The average modern man "believes" above all in science - the science that has produced modern surgery and modern industry - and this is almost his basic "religion." If he considers himself a Christian at the same time, the two "beliefs" stand in opposition to each other in his soul, and engender a latent crisis that calls for a solution. This solution is what Teilhard de Chardin seems to bring. He "ties the two loose ends together"; but he does so, not by making, as he should, a distinction between different planes of reality - that of empirical knowledge which is exact in its way but necessarily fragmentary and provisional, and that of faith which is bound up with timeless certainties - but by mixing them inextricably together: he endows empirical science with an absolute certainty that it does not and cannot have, and he projects the idea of indefinite progress into God Himself.

2 Comments:

At 9:16 PM, Blogger Speechless said...

I'm clueless about who this Titus Burckhardt is, but I have read a bit of Teilhard, and what strikes me aout his work has been his open-hearted wonder at the world as it appears before him. He seems to recognize science as a means to describe, measure and predict the phenomena of everyday life.
This Burckhardt sounds far more concerned about pinning things down, stripping the wonder from the world. Perhaps some of us who have a love for the earth (and sense that this experience of love is motivated by a larger transcendent mystery) can live untroubled by the enormity of that mystery, but Burckhardt here seems the one who is determined to pin down and make certain every detail of the known material world.

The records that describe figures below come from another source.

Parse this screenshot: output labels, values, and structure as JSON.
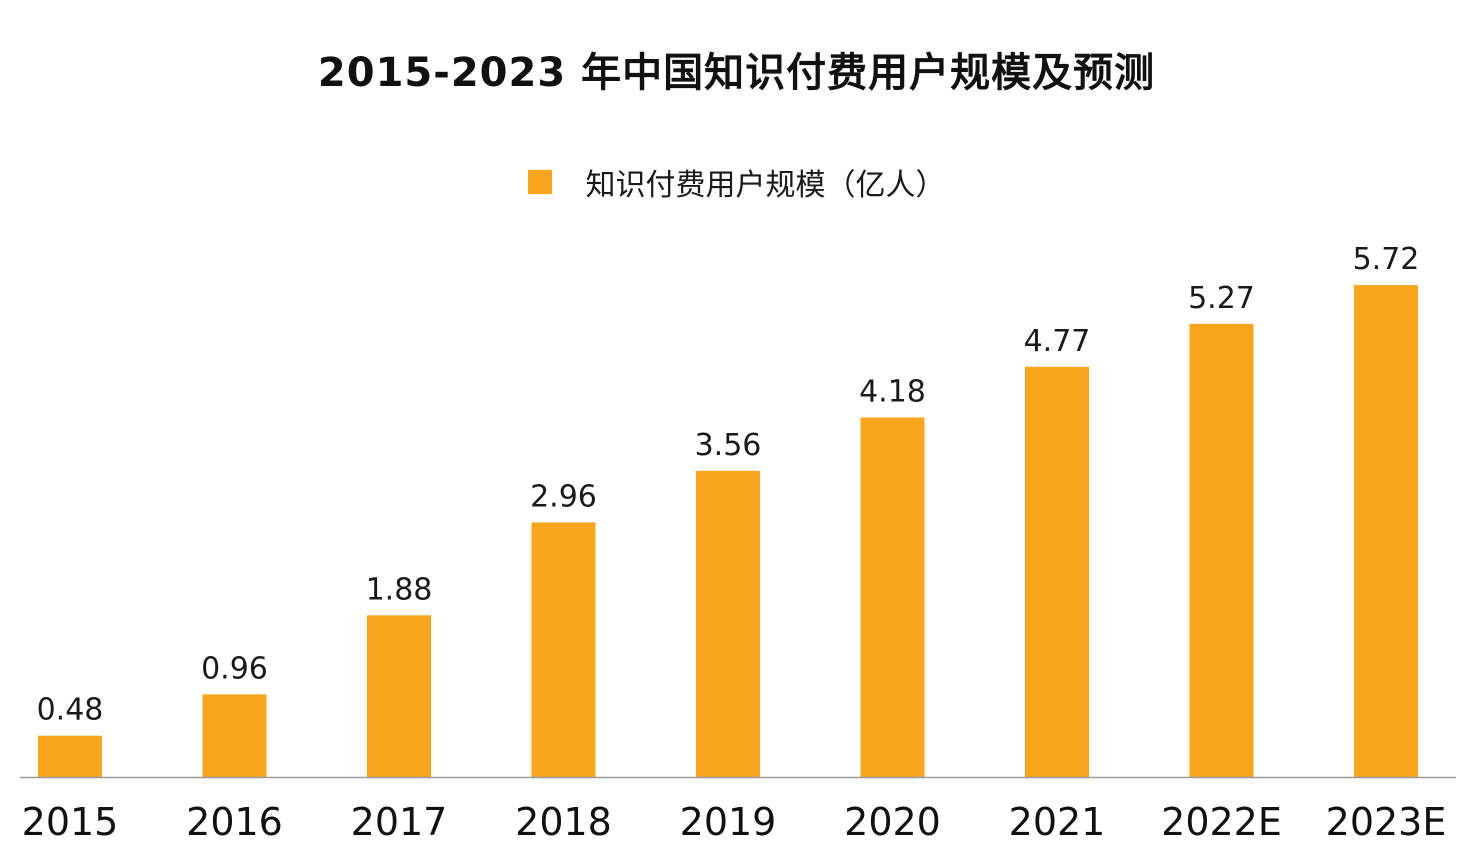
{
  "chart_data": {
    "type": "bar",
    "title": "2015-2023 年中国知识付费用户规模及预测",
    "categories": [
      "2015",
      "2016",
      "2017",
      "2018",
      "2019",
      "2020",
      "2021",
      "2022E",
      "2023E"
    ],
    "series": [
      {
        "name": "知识付费用户规模（亿人）",
        "values": [
          0.48,
          0.96,
          1.88,
          2.96,
          3.56,
          4.18,
          4.77,
          5.27,
          5.72
        ],
        "color": "#F9A51E"
      }
    ],
    "value_labels": [
      "0.48",
      "0.96",
      "1.88",
      "2.96",
      "3.56",
      "4.18",
      "4.77",
      "5.27",
      "5.72"
    ],
    "xlabel": "",
    "ylabel": "",
    "ylim": [
      0,
      6
    ],
    "legend_position": "top-center",
    "grid": false,
    "colors": {
      "bar": "#F9A51E",
      "axis_line": "#9a9a9a"
    }
  }
}
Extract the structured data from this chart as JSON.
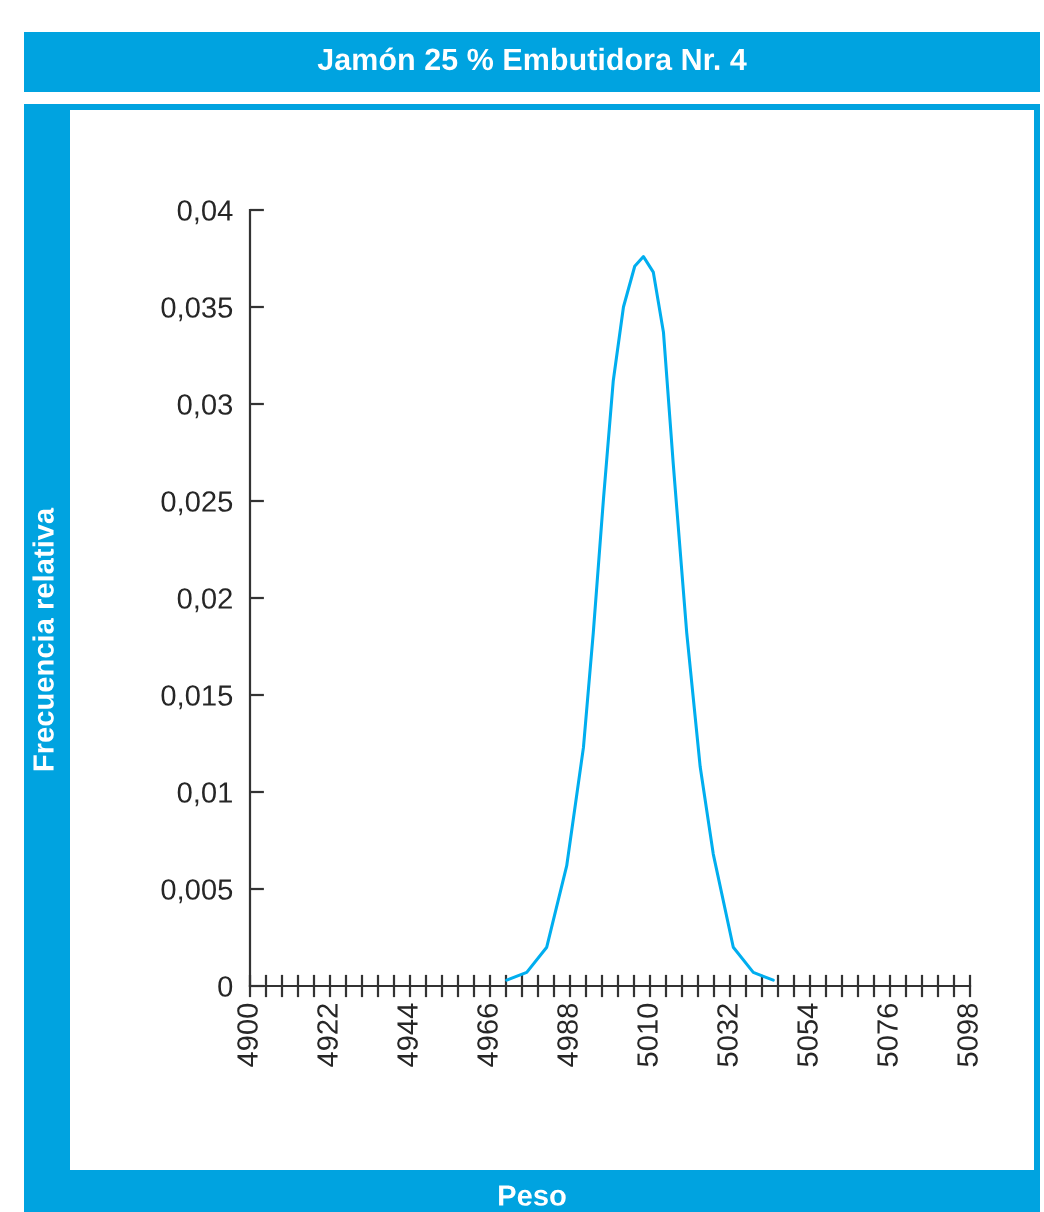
{
  "chart_data": {
    "type": "line",
    "title": "Jamón 25 % Embutidora Nr. 4",
    "xlabel": "Peso",
    "ylabel": "Frecuencia relativa",
    "series": [
      {
        "color": "#00aeef",
        "x": [
          4970.6,
          4976.1,
          4981.6,
          4987.1,
          4991.7,
          4994.4,
          4997.2,
          4999.9,
          5002.7,
          5005.8,
          5008.2,
          5010.9,
          5013.7,
          5016.4,
          5020.1,
          5023.8,
          5027.4,
          5032.9,
          5038.4,
          5043.9
        ],
        "values": [
          0.0003,
          0.0007,
          0.002,
          0.0062,
          0.0123,
          0.0182,
          0.0251,
          0.0312,
          0.035,
          0.0371,
          0.0376,
          0.0368,
          0.0337,
          0.0269,
          0.0182,
          0.0113,
          0.0068,
          0.002,
          0.0007,
          0.0003
        ]
      }
    ],
    "xlim": [
      4900,
      5098
    ],
    "xticks": [
      4900,
      {
        "value": 4904.4,
        "label": null
      },
      {
        "value": 4908.8,
        "label": null
      },
      {
        "value": 4913.2,
        "label": null
      },
      {
        "value": 4917.6,
        "label": null
      },
      4922,
      {
        "value": 4926.4,
        "label": null
      },
      {
        "value": 4930.8,
        "label": null
      },
      {
        "value": 4935.2,
        "label": null
      },
      {
        "value": 4939.6,
        "label": null
      },
      4944,
      {
        "value": 4948.4,
        "label": null
      },
      {
        "value": 4952.8,
        "label": null
      },
      {
        "value": 4957.2,
        "label": null
      },
      {
        "value": 4961.6,
        "label": null
      },
      4966,
      {
        "value": 4970.4,
        "label": null
      },
      {
        "value": 4974.8,
        "label": null
      },
      {
        "value": 4979.2,
        "label": null
      },
      {
        "value": 4983.6,
        "label": null
      },
      4988,
      {
        "value": 4992.4,
        "label": null
      },
      {
        "value": 4996.8,
        "label": null
      },
      {
        "value": 5001.2,
        "label": null
      },
      {
        "value": 5005.6,
        "label": null
      },
      5010,
      {
        "value": 5014.4,
        "label": null
      },
      {
        "value": 5018.8,
        "label": null
      },
      {
        "value": 5023.2,
        "label": null
      },
      {
        "value": 5027.6,
        "label": null
      },
      5032,
      {
        "value": 5036.4,
        "label": null
      },
      {
        "value": 5040.8,
        "label": null
      },
      {
        "value": 5045.2,
        "label": null
      },
      {
        "value": 5049.6,
        "label": null
      },
      5054,
      {
        "value": 5058.4,
        "label": null
      },
      {
        "value": 5062.8,
        "label": null
      },
      {
        "value": 5067.2,
        "label": null
      },
      {
        "value": 5071.6,
        "label": null
      },
      5076,
      {
        "value": 5080.4,
        "label": null
      },
      {
        "value": 5084.8,
        "label": null
      },
      {
        "value": 5089.2,
        "label": null
      },
      {
        "value": 5093.6,
        "label": null
      },
      5098
    ],
    "ylim": [
      0,
      0.04
    ],
    "yticks": [
      0,
      {
        "value": 0.005,
        "label": "0,005"
      },
      {
        "value": 0.01,
        "label": "0,01"
      },
      {
        "value": 0.015,
        "label": "0,015"
      },
      {
        "value": 0.02,
        "label": "0,02"
      },
      {
        "value": 0.025,
        "label": "0,025"
      },
      {
        "value": 0.03,
        "label": "0,03"
      },
      {
        "value": 0.035,
        "label": "0,035"
      },
      {
        "value": 0.04,
        "label": "0,04"
      }
    ],
    "grid": false,
    "marker": "none",
    "line_style": "solid"
  }
}
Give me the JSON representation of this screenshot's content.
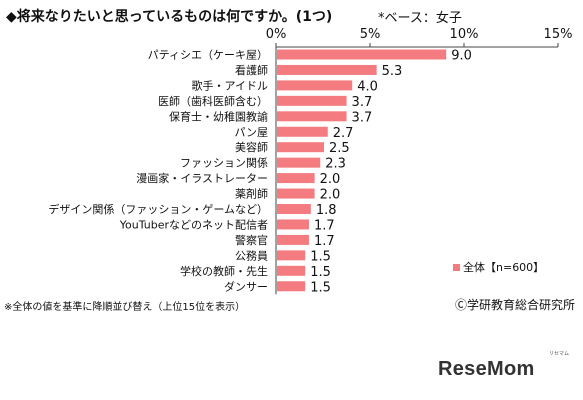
{
  "header": {
    "title": "◆将来なりたいと思っているものは何ですか。(1つ)",
    "subtitle": "*ベース：女子"
  },
  "chart_data": {
    "type": "bar",
    "orientation": "horizontal",
    "categories": [
      "パティシエ（ケーキ屋）",
      "看護師",
      "歌手・アイドル",
      "医師（歯科医師含む）",
      "保育士・幼稚園教諭",
      "パン屋",
      "美容師",
      "ファッション関係",
      "漫画家・イラストレーター",
      "薬剤師",
      "デザイン関係（ファッション・ゲームなど）",
      "YouTuberなどのネット配信者",
      "警察官",
      "公務員",
      "学校の教師・先生",
      "ダンサー"
    ],
    "series": [
      {
        "name": "全体【n=600】",
        "values": [
          9.0,
          5.3,
          4.0,
          3.7,
          3.7,
          2.7,
          2.5,
          2.3,
          2.0,
          2.0,
          1.8,
          1.7,
          1.7,
          1.5,
          1.5,
          1.5
        ],
        "value_labels": [
          "9.0",
          "5.3",
          "4.0",
          "3.7",
          "3.7",
          "2.7",
          "2.5",
          "2.3",
          "2.0",
          "2.0",
          "1.8",
          "1.7",
          "1.7",
          "1.5",
          "1.5",
          "1.5"
        ]
      }
    ],
    "xlim": [
      0,
      15
    ],
    "xticks": [
      "0%",
      "5%",
      "10%",
      "15%"
    ],
    "xtick_values": [
      0,
      5,
      10,
      15
    ],
    "grid": false,
    "legend_position": "bottom-right",
    "bar_color": "#f47c80"
  },
  "footer": {
    "note": "※全体の値を基準に降順並び替え（上位15位を表示）",
    "source": "Ⓒ学研教育総合研究所"
  },
  "logo": {
    "text": "ReseMom",
    "ruby": "リセマム"
  }
}
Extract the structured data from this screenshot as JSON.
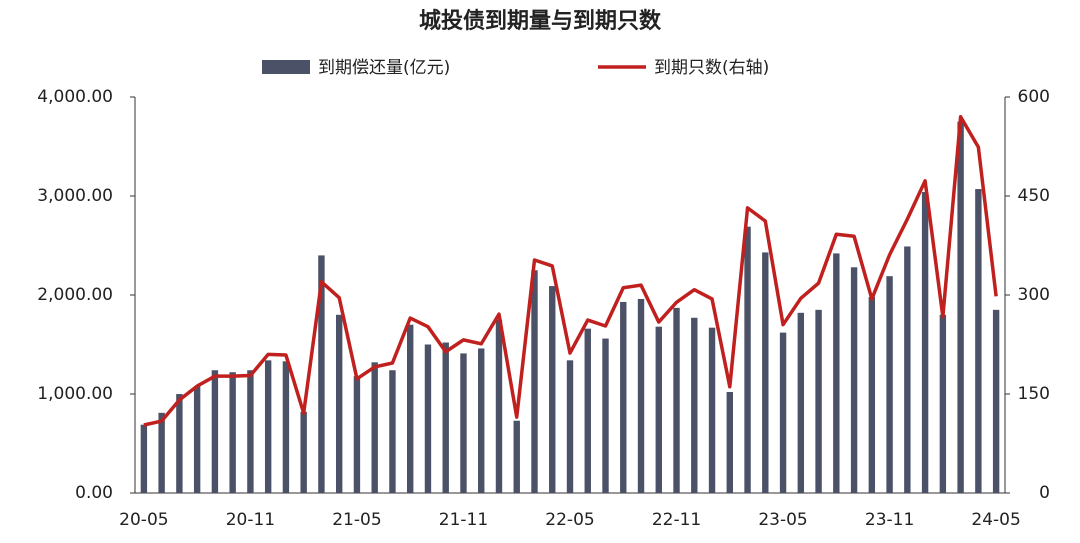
{
  "chart_data": {
    "type": "bar_line",
    "title": "城投债到期量与到期只数",
    "categories": [
      "20-05",
      null,
      null,
      null,
      null,
      null,
      "20-11",
      null,
      null,
      null,
      null,
      null,
      "21-05",
      null,
      null,
      null,
      null,
      null,
      "21-11",
      null,
      null,
      null,
      null,
      null,
      "22-05",
      null,
      null,
      null,
      null,
      null,
      "22-11",
      null,
      null,
      null,
      null,
      null,
      "23-05",
      null,
      null,
      null,
      null,
      null,
      "23-11",
      null,
      null,
      null,
      null,
      null,
      "24-05"
    ],
    "series": [
      {
        "name": "到期偿还量(亿元)",
        "type": "bar",
        "color": "#4b5166",
        "values": [
          690,
          810,
          1000,
          1080,
          1240,
          1220,
          1240,
          1340,
          1330,
          820,
          2400,
          1800,
          1180,
          1320,
          1240,
          1700,
          1500,
          1520,
          1410,
          1460,
          1750,
          730,
          2250,
          2090,
          1340,
          1660,
          1560,
          1930,
          1960,
          1680,
          1870,
          1770,
          1670,
          1020,
          2690,
          2430,
          1620,
          1820,
          1850,
          2420,
          2280,
          1980,
          2190,
          2490,
          3040,
          1800,
          3750,
          3070,
          1850
        ]
      },
      {
        "name": "到期只数(右轴)",
        "type": "line",
        "axis": "y2",
        "color": "#c0201e",
        "values": [
          103,
          109,
          141,
          162,
          177,
          177,
          178,
          210,
          209,
          121,
          320,
          296,
          173,
          191,
          197,
          265,
          252,
          214,
          232,
          226,
          271,
          115,
          353,
          344,
          212,
          262,
          253,
          311,
          315,
          259,
          289,
          308,
          294,
          161,
          432,
          412,
          255,
          295,
          318,
          392,
          389,
          294,
          361,
          415,
          473,
          267,
          570,
          524,
          298
        ]
      }
    ],
    "ylim": [
      0,
      4000
    ],
    "yticks": [
      {
        "value": 0,
        "label": "0.00"
      },
      {
        "value": 1000,
        "label": "1,000.00"
      },
      {
        "value": 2000,
        "label": "2,000.00"
      },
      {
        "value": 3000,
        "label": "3,000.00"
      },
      {
        "value": 4000,
        "label": "4,000.00"
      }
    ],
    "y2lim": [
      0,
      600
    ],
    "y2ticks": [
      0,
      150,
      300,
      450,
      600
    ],
    "legend": "top"
  }
}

Good luck to Burckhardt, that's what I say. Good luck pinning life down like an insect in a collection, all its vital life removed and the marvel of its simply being is vanished, while its body is solid material still before your eyes. No wonder or transcendence there.

 
At 6:10 PM, Blogger Phila said...

Speechless,

You may not like Burckhardt regardless, but his quarrel with Teilhard is rather different than you might think from this quote. And his views, on the whole, are not entirely dissimilar from what you're saying here. He certainly couldn't be classed as a materialist.

He objects to the idea of an evolutionary spirituality partially because he rejects the idea that God can be apprehended biologically, or through scientific inquiry; partially because of the Aristotelian view that what is part of a stream of being - or becoming, really - can't stand outside it and assess it; and largely because it seems to imply that spiritual truths change over time, and that ancient thinkers were somehow less developed than modern ones.

I have no particular opinion; I just thought it was an interesting sentiment, for better or worse.